JUNCTION CITY, Ore. - Julie Greenwald used to make the bedding and window treatments for motor coaches.
Since the RV industry crumbled, she now relies on smaller orders to make ends meet - and big events like the Scandinavian Festival to drive visitors through her store on 6th Street.
"It gives us fantastic exposure, you know," Greenwald said. "Last year we had about a thousand people come through."
Down the street at this book store, there's a similar story. Sheila Tyler came from Albany for the festival and stopped by the shop. She had never been before, but she spent a few bucks on a book.
The first Scandinavian Festival in Junction City aimed to boost community spirits after Interstate 5 took traffic - and travelers and their money - away from Junction City.
In its 50th celebration, the community again finds itself in need of a boost. When the bottom fell out of the RV industry, Junction City stumbled.

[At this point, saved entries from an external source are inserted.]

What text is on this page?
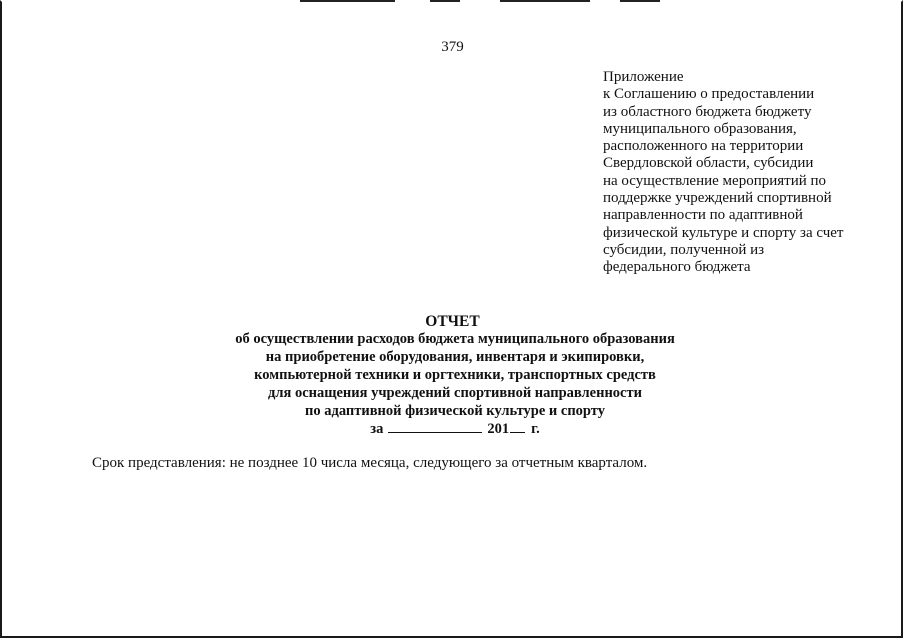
379
Приложение
к Соглашению о предоставлении
из областного бюджета бюджету
муниципального образования,
расположенного на территории
Свердловской области, субсидии
на осуществление мероприятий по
поддержке учреждений спортивной
направленности по адаптивной
физической культуре и спорту за счет
субсидии, полученной из
федерального бюджета
ОТЧЕТ
об осуществлении расходов бюджета муниципального образования
на приобретение оборудования, инвентаря и экипировки,
компьютерной техники и оргтехники, транспортных средств
для оснащения учреждений спортивной направленности
по адаптивной физической культуре и спорту
за	201 г.
Срок представления: не позднее 10 числа месяца, следующего за отчетным кварталом.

But with construction of new state prisons and psychiatric facilities in the future, a viking can walk down the street and not only not look weird - but stand tall.

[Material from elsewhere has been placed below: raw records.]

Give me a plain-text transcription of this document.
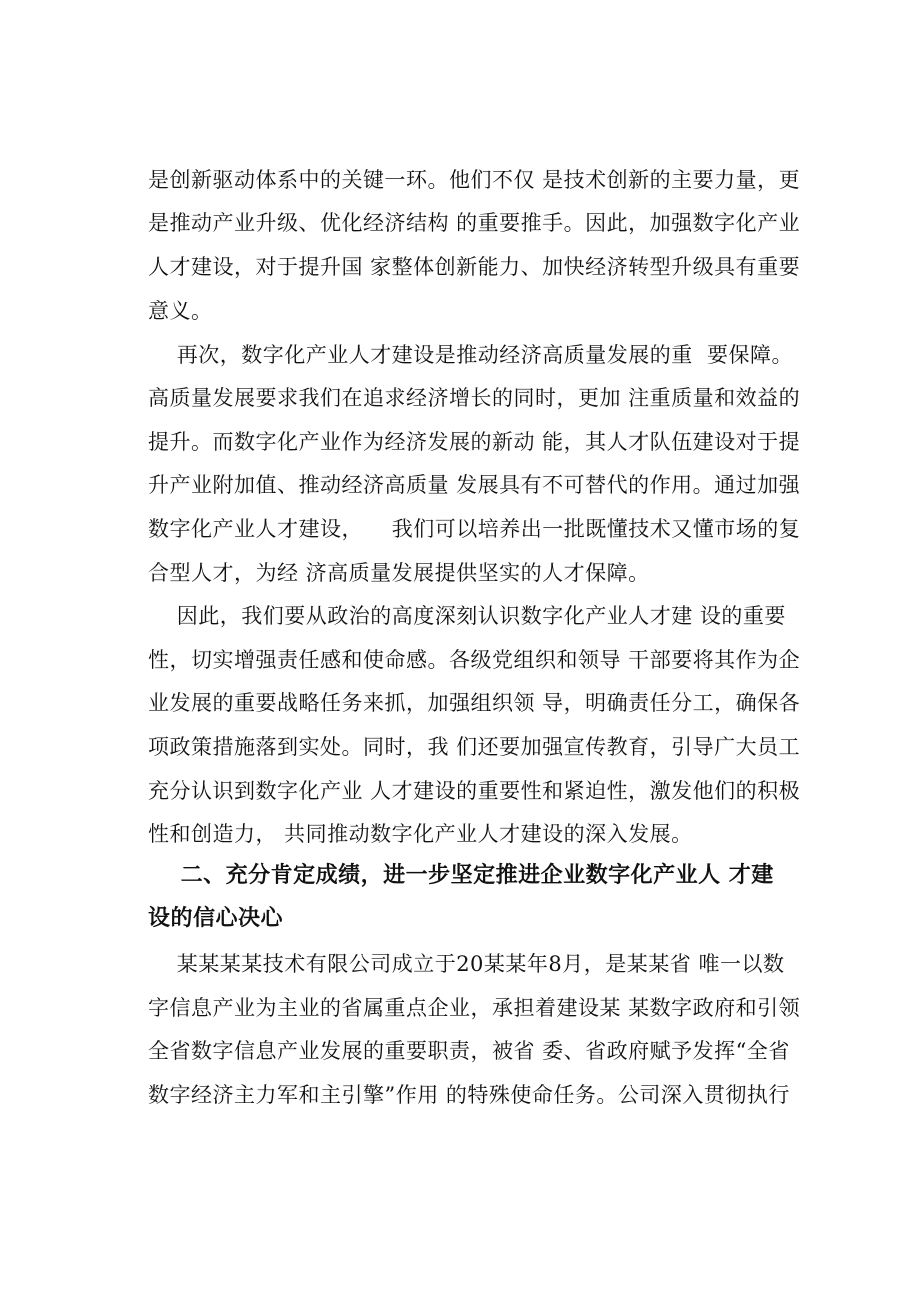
是创新驱动体系中的关键一环。他们不仅 是技术创新的主要力量，更
是推动产业升级、优化经济结构 的重要推手。因此，加强数字化产业
人才建设，对于提升国 家整体创新能力、加快经济转型升级具有重要
意义。
再次，数字化产业人才建设是推动经济高质量发展的重  要保障。
高质量发展要求我们在追求经济增长的同时，更加 注重质量和效益的
提升。而数字化产业作为经济发展的新动 能，其人才队伍建设对于提
升产业附加值、推动经济高质量 发展具有不可替代的作用。通过加强
数字化产业人才建设，    我们可以培养出一批既懂技术又懂市场的复
合型人才，为经 济高质量发展提供坚实的人才保障。
因此，我们要从政治的高度深刻认识数字化产业人才建 设的重要
性，切实增强责任感和使命感。各级党组织和领导 干部要将其作为企
业发展的重要战略任务来抓，加强组织领 导，明确责任分工，确保各
项政策措施落到实处。同时，我 们还要加强宣传教育，引导广大员工
充分认识到数字化产业 人才建设的重要性和紧迫性，激发他们的积极
性和创造力， 共同推动数字化产业人才建设的深入发展。
二、充分肯定成绩，进一步坚定推进企业数字化产业人 才建
设的信心决心
某某某某技术有限公司成立于20某某年8月，是某某省 唯一以数
字信息产业为主业的省属重点企业，承担着建设某 某数字政府和引领
全省数字信息产业发展的重要职责，被省 委、省政府赋予发挥“全省
数字经济主力军和主引擎”作用 的特殊使命任务。公司深入贯彻执行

Organizers said this was the busiest Thursday on record. More than 80,000 people could fill the streets in the next few days for a celebration not quite meant for this season.
"This is a winter festival," explained board member Mark Crenshaw, "that we hold in August."
The festival runs Thursday through Sunday and opens daily at 10 a.m. Admission is free.
But bring some cash and a little patience for some food. The lines for the meat pies and aebelskeevers were pretty long on Thursday - but worth the wait.